OLYMPIA – With a bump in the Washington state minimum wage to $9.19 an hour, high school student Miranda Olson will edge closer to her goal of buying the black Volkswagen Beetle she’s been researching online.
Olson is only able to pick up part-time hours working at a cafe after classes and on weekends. But the extra pennies she’ll earn in 2013 will add up over the coming weeks and months.
“It’s not much, but it’s something,” said Olson, 16, who works at Wagner’s European Bakery and Cafe in Olympia. “Every bit helps.”
Many workers around the country won’t be as lucky as residents of Washington, which is raising its minimum wage today by 15 cents an hour even though it already has the highest state baseline in the country.
Minimum-wage workers in Idaho will make nearly $2 an hour less in 2013 than their counterparts to the west.
Automatic increases designed to compensate for inflation have steadily pushed up wages in some states, even through the recession, expanding the pay gap between areas that make annual adjustments and those that don’t.
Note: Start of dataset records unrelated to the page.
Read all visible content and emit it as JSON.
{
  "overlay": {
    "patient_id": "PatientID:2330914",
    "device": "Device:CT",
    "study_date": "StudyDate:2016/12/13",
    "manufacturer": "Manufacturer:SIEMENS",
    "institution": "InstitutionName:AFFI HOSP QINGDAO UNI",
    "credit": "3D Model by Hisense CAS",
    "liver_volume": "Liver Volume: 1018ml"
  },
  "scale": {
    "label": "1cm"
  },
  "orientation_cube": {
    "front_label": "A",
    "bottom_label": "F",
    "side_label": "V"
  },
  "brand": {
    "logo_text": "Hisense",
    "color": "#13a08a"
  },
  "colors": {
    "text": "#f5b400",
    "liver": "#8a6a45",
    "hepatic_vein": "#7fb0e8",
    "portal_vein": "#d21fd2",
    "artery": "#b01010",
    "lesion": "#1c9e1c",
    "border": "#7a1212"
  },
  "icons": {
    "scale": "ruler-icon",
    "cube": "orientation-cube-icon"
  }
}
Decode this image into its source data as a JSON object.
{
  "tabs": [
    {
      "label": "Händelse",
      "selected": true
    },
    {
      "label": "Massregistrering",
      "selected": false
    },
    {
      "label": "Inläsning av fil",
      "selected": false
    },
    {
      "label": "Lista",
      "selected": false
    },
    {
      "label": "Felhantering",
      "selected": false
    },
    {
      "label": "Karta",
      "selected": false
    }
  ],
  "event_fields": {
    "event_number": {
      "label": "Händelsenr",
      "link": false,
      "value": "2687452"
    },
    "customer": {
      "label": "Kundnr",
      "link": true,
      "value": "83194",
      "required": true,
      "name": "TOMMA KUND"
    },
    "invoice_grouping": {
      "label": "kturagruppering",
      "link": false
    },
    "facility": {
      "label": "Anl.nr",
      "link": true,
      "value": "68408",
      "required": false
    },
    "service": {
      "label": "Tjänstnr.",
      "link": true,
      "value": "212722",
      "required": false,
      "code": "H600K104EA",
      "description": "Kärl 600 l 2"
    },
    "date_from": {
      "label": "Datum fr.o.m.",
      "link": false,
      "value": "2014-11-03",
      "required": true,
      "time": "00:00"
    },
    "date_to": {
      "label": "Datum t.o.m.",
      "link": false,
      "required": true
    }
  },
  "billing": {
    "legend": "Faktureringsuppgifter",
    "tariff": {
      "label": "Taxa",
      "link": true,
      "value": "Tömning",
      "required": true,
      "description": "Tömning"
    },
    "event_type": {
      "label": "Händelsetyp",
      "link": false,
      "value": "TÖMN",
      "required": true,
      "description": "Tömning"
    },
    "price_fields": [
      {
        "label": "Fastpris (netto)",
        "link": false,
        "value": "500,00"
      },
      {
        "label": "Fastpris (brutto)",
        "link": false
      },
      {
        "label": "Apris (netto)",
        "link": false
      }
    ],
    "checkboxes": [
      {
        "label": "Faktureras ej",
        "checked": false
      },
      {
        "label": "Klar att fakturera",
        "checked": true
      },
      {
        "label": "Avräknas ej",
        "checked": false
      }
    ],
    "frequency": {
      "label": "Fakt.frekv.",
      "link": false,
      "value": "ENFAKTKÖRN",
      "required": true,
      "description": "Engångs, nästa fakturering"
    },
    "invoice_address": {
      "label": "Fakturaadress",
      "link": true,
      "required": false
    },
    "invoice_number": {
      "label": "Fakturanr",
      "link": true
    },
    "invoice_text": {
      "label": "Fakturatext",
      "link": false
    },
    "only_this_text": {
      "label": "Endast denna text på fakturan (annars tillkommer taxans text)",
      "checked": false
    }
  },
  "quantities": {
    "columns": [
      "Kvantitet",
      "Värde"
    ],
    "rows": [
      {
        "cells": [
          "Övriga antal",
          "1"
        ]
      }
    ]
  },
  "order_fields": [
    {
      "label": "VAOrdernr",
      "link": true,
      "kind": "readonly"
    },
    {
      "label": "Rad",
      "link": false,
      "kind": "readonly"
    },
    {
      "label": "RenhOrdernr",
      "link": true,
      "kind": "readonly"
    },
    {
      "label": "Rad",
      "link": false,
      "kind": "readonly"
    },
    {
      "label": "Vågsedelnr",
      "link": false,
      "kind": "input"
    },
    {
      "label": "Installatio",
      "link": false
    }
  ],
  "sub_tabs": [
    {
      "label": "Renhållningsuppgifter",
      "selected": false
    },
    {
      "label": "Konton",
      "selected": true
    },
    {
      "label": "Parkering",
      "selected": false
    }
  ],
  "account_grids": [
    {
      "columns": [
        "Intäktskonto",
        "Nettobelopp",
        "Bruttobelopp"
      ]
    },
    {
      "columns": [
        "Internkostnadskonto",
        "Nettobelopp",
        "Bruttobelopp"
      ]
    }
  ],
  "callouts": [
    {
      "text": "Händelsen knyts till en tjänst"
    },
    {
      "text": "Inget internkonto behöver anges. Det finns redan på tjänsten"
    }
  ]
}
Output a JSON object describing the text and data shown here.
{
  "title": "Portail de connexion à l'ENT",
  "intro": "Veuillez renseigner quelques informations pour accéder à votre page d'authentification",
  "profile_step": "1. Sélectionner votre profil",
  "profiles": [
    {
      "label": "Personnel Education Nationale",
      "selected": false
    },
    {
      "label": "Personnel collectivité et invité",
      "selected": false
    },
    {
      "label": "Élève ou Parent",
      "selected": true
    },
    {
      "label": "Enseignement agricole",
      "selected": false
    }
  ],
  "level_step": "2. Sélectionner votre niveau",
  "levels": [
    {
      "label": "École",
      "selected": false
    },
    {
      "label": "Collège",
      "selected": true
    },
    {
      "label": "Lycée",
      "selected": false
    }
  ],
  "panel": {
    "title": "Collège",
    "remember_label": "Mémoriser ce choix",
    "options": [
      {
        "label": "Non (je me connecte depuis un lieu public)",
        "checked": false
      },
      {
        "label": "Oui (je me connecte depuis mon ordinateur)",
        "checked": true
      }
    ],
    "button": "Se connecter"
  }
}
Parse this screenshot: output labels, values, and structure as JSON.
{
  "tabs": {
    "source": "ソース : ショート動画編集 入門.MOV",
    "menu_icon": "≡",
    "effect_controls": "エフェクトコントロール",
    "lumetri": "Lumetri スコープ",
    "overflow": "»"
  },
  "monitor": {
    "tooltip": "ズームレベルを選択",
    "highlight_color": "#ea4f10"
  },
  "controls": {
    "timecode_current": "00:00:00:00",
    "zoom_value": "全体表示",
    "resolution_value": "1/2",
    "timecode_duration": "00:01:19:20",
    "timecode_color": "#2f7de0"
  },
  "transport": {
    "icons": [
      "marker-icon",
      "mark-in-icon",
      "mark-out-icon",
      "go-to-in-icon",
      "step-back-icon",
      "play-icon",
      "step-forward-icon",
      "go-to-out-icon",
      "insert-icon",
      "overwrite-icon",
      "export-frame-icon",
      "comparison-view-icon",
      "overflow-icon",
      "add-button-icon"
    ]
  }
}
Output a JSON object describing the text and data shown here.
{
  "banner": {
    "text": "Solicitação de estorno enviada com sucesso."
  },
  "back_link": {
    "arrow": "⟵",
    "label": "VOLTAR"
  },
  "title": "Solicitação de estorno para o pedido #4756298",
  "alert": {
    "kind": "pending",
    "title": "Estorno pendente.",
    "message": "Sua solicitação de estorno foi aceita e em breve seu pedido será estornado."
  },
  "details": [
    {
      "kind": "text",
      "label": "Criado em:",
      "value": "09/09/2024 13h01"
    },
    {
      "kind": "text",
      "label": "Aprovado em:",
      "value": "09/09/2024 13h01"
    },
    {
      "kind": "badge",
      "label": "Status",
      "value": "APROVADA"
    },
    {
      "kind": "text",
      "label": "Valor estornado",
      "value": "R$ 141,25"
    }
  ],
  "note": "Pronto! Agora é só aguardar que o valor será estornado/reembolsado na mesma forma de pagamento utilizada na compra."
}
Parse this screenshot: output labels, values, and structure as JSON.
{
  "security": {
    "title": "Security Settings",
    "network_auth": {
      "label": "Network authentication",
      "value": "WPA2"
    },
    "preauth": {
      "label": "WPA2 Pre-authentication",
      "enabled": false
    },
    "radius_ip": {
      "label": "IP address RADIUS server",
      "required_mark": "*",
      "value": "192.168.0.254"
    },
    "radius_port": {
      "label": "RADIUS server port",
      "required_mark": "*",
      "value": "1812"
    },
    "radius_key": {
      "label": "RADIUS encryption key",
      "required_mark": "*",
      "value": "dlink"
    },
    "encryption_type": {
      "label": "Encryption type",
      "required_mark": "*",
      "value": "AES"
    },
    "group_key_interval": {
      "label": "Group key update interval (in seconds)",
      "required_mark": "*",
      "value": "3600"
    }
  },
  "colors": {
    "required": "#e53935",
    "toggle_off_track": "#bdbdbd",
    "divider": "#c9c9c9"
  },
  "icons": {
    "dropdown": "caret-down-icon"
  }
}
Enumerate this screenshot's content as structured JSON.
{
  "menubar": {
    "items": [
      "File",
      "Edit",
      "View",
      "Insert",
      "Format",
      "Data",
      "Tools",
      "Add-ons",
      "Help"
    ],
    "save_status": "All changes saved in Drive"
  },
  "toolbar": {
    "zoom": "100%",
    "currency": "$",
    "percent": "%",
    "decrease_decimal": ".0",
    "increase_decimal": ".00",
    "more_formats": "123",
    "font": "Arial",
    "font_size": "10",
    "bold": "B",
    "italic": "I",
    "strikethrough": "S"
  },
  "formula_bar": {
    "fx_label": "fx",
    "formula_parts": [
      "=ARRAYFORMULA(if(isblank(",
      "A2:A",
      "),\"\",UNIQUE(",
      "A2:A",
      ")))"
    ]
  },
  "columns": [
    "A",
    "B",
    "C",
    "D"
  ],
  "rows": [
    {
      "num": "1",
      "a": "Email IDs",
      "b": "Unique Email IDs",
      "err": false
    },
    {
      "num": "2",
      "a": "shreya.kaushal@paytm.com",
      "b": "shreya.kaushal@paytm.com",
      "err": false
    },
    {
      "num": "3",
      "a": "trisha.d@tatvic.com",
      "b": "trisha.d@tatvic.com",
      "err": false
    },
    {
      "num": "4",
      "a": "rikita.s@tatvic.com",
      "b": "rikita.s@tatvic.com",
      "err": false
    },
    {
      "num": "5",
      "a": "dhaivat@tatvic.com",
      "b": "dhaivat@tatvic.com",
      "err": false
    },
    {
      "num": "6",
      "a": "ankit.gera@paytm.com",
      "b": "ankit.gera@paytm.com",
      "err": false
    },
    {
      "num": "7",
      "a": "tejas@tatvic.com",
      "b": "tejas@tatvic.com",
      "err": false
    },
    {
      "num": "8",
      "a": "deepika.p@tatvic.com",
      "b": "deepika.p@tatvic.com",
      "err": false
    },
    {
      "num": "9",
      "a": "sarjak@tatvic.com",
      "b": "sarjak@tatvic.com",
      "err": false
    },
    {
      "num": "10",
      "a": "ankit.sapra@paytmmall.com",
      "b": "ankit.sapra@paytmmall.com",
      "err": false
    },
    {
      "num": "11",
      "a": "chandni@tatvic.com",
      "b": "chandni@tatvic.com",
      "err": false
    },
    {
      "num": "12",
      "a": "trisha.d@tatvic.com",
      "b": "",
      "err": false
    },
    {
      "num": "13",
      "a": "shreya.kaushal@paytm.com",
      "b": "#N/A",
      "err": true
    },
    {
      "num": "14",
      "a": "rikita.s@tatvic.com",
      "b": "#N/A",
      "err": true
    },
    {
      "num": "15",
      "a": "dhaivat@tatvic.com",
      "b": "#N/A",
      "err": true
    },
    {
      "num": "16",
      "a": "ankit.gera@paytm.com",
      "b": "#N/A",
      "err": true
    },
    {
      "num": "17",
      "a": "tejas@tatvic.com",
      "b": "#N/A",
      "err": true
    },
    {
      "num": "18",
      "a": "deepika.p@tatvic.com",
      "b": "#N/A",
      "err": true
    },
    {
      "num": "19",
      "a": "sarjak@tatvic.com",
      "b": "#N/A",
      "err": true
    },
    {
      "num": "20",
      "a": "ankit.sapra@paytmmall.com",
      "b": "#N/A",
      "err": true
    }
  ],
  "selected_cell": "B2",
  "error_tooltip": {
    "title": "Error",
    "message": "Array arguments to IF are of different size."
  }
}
Of the 10 states that will increase the minimum wage today, nine did so automatically to adjust for inflation.
Paul Sonn, legal co-director at the National Employment Law Project, said he hopes more states will start looking at automatic adjustments as the economy recovers. He said the model – which Washington adopted in 1998 – helps avoid sudden jolts as states try to catch up with each other.
“We think there’s a case that it’s better for everyone, including the business community, to have predictable, regular, small increases every year,” Sonn said.
The automatic adjustments aren’t much. Washington’s bump will mean those who work 40-hour weeks will earn an extra $6 a week – enough for a couple of lattes – or about $300 a year.
Many states, including Idaho, follow the federal minimum wage of $7.25 an hour.
San Francisco has set the highest local minimum wage and will have workers paid at least $10.55 an hour in 2013.